If the United Auto Workers (UAW) launches a full-scale strike against the Big Three automakers and it lasts through the end of the year, economic growth could come to a “virtual standstill” during the fourth quarter, according to Moody’s Analytics chief economist Mark Zandi.
The unprecedented strike entered day four on Monday and negotiations on a deal are ongoing.
A full-scale UAW strike that lasts six weeks would reduce annualized GDP growth in the fourth quarter by an estimated 0.2%, Zandi told CNN in an email.
“This is a small impact, but meaningful, particularly in the context of other potential headwinds to growth in coming months,” Zandi said.
Given those obstacles and the UAW strike, Moody’s Analytics is projecting GDP will grow at an annual rate of just 0.8% in the fourth quarter.

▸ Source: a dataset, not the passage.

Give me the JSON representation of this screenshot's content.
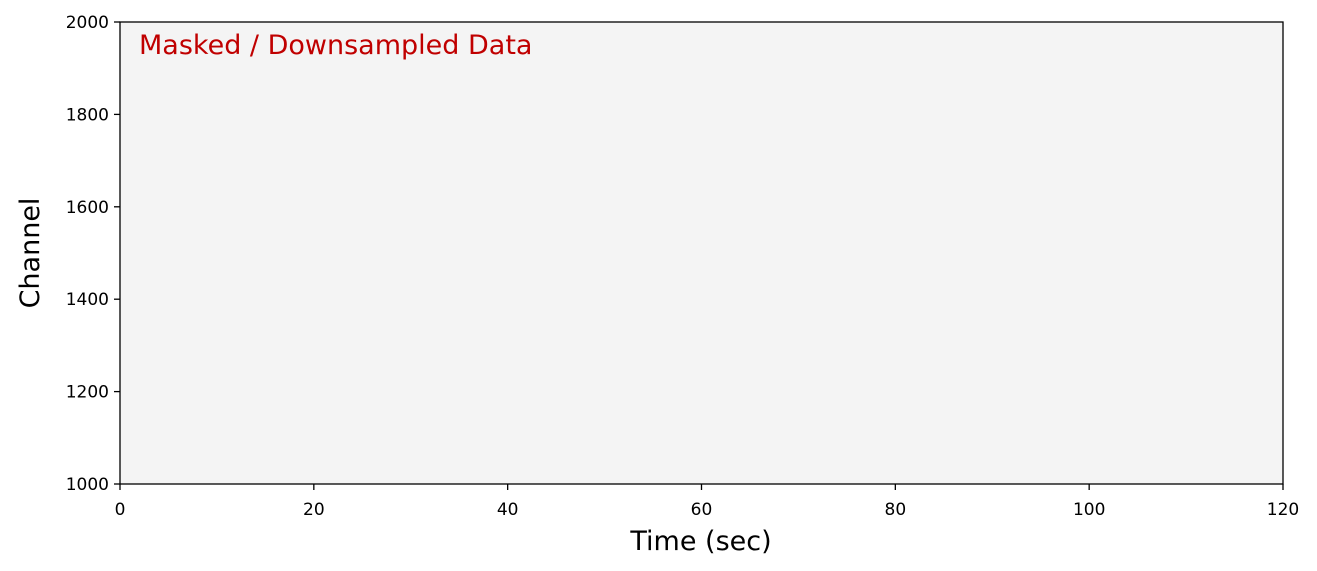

“Real GDP would flatline in the fourth quarter if the UAW strikes the three automakers for the entire fourth quarter and all other assumptions hold,” Zandi said.

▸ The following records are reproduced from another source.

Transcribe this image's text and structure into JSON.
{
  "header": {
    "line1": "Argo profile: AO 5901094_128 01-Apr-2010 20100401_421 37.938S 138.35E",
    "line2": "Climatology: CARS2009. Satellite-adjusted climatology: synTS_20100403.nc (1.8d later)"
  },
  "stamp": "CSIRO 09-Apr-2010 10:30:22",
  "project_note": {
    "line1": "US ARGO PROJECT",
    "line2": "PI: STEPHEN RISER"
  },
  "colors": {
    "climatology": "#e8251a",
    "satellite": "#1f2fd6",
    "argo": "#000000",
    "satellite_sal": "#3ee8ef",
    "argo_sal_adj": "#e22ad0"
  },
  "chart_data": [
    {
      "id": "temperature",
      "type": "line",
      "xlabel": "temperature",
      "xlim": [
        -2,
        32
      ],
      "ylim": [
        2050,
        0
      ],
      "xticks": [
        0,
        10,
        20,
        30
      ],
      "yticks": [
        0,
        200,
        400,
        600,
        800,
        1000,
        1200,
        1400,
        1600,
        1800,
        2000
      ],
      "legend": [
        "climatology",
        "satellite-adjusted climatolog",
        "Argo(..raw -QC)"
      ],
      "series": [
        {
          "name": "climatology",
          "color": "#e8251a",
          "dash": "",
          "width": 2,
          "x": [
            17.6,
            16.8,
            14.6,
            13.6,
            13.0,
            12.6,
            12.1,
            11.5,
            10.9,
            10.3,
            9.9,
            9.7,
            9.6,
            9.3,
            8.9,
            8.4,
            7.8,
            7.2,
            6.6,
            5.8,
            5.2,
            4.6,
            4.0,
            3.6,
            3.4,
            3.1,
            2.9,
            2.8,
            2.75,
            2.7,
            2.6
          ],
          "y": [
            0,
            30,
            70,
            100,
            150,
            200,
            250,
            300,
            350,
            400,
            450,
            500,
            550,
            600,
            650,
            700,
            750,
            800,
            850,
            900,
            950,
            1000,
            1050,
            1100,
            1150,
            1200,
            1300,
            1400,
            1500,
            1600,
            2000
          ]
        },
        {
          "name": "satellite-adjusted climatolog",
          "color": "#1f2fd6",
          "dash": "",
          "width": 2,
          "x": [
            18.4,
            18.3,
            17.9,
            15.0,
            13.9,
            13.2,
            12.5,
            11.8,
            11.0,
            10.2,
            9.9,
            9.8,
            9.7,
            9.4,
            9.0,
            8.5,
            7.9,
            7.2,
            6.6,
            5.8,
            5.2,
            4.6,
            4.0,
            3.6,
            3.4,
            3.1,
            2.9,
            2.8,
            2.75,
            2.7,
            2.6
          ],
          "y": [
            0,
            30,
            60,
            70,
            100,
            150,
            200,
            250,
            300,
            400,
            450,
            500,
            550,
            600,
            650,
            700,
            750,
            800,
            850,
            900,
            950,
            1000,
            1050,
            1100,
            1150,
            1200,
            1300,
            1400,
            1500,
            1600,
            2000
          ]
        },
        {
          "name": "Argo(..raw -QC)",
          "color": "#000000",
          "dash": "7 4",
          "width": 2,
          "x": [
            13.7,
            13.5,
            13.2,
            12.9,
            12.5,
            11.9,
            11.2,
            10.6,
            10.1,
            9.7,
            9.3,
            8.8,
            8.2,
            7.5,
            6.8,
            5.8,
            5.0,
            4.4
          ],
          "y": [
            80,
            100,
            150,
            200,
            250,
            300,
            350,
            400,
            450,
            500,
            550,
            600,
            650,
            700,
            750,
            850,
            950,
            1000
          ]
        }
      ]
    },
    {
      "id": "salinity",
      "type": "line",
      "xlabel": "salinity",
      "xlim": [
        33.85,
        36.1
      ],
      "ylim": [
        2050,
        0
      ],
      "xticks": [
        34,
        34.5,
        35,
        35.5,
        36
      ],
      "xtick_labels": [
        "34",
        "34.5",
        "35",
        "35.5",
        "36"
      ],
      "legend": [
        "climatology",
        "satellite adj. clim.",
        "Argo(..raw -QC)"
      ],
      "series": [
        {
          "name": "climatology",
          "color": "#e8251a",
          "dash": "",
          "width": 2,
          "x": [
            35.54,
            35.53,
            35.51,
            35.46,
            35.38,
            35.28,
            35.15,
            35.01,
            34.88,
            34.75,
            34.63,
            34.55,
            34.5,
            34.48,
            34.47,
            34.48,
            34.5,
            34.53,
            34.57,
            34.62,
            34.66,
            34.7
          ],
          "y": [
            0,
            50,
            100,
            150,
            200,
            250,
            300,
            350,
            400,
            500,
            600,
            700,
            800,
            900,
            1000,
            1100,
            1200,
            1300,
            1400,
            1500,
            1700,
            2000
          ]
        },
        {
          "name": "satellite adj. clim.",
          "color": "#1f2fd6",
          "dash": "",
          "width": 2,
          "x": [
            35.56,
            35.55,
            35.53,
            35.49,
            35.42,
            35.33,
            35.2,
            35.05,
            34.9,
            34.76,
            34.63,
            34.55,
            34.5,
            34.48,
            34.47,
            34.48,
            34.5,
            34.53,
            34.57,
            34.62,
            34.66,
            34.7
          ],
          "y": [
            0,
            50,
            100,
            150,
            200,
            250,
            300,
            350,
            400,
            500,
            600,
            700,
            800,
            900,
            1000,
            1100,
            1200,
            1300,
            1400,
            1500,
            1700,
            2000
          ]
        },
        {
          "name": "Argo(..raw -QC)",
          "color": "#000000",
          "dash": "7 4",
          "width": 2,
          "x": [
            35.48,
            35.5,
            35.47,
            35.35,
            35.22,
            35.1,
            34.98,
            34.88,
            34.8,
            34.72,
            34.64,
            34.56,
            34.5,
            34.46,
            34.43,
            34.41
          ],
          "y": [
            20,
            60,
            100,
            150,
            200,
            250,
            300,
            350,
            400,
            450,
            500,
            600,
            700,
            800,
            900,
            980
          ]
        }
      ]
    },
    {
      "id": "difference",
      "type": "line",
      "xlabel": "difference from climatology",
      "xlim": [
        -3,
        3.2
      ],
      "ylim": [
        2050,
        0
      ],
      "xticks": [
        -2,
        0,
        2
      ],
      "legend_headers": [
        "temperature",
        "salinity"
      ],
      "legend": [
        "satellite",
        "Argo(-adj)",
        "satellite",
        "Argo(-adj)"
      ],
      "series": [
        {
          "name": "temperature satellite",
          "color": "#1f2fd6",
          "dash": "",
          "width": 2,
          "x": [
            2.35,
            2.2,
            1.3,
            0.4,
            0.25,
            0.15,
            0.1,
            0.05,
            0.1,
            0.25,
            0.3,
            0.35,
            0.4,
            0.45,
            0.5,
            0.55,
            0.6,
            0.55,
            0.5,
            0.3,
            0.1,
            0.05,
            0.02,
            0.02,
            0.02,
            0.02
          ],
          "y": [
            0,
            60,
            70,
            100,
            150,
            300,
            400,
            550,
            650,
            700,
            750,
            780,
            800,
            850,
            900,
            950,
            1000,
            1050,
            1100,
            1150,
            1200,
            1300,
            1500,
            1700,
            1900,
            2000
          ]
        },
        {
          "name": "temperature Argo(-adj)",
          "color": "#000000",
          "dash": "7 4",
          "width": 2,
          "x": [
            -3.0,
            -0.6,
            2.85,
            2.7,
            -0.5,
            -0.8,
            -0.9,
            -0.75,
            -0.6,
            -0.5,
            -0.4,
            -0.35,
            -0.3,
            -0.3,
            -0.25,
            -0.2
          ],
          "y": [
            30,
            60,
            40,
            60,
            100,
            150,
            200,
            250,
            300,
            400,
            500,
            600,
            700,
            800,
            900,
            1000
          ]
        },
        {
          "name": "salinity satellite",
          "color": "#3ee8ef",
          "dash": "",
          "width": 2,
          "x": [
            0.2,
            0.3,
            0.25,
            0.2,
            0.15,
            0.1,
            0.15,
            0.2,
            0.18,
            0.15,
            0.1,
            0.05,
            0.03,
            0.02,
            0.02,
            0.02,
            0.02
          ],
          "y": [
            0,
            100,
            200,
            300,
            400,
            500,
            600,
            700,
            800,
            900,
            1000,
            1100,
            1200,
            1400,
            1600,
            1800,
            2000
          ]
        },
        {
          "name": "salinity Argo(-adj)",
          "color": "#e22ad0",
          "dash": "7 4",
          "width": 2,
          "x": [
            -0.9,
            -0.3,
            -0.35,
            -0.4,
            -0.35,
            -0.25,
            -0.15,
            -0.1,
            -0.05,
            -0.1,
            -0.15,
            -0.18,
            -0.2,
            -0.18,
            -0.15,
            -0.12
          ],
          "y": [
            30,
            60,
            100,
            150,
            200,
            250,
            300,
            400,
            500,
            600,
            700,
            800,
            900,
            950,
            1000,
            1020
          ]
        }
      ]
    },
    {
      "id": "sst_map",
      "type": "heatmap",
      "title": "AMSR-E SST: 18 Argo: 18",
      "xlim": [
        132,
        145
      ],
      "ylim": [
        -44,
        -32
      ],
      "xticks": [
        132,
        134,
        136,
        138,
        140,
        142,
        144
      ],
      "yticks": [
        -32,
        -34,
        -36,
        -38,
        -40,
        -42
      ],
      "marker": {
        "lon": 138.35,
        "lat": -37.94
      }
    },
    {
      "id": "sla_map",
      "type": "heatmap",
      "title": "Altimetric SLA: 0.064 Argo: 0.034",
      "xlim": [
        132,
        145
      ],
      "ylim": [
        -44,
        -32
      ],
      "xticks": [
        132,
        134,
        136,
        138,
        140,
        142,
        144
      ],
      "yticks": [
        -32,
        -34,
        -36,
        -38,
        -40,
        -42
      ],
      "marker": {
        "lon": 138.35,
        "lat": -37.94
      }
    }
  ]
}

Another impact: A long strike would reduce low vehicle inventories.
Zandi said this will “forestall additional vehicle price declines, and even potentially push prices up, stymying the current disinflation and putting added pressure on the Fed.”
S&P Global Market Intelligence is warning of an even bigger hit to GDP of up to 2.17 percentage points in the fourth quarter if the strike lasts 15 weeks.
“A lasting strike…is looking highly probable,” S&P analysts wrote in a report on Monday. “The current political and economic conditions increase the odds of a longer strike.”
UAW President Shawn Fain warned over the weekend the union is prepared to escalate the strike.
“If we don’t get better offers, and we don’t get down to taking care of the members’ needs, then we’re going to amp this thing up even more,” Fain told CBS News.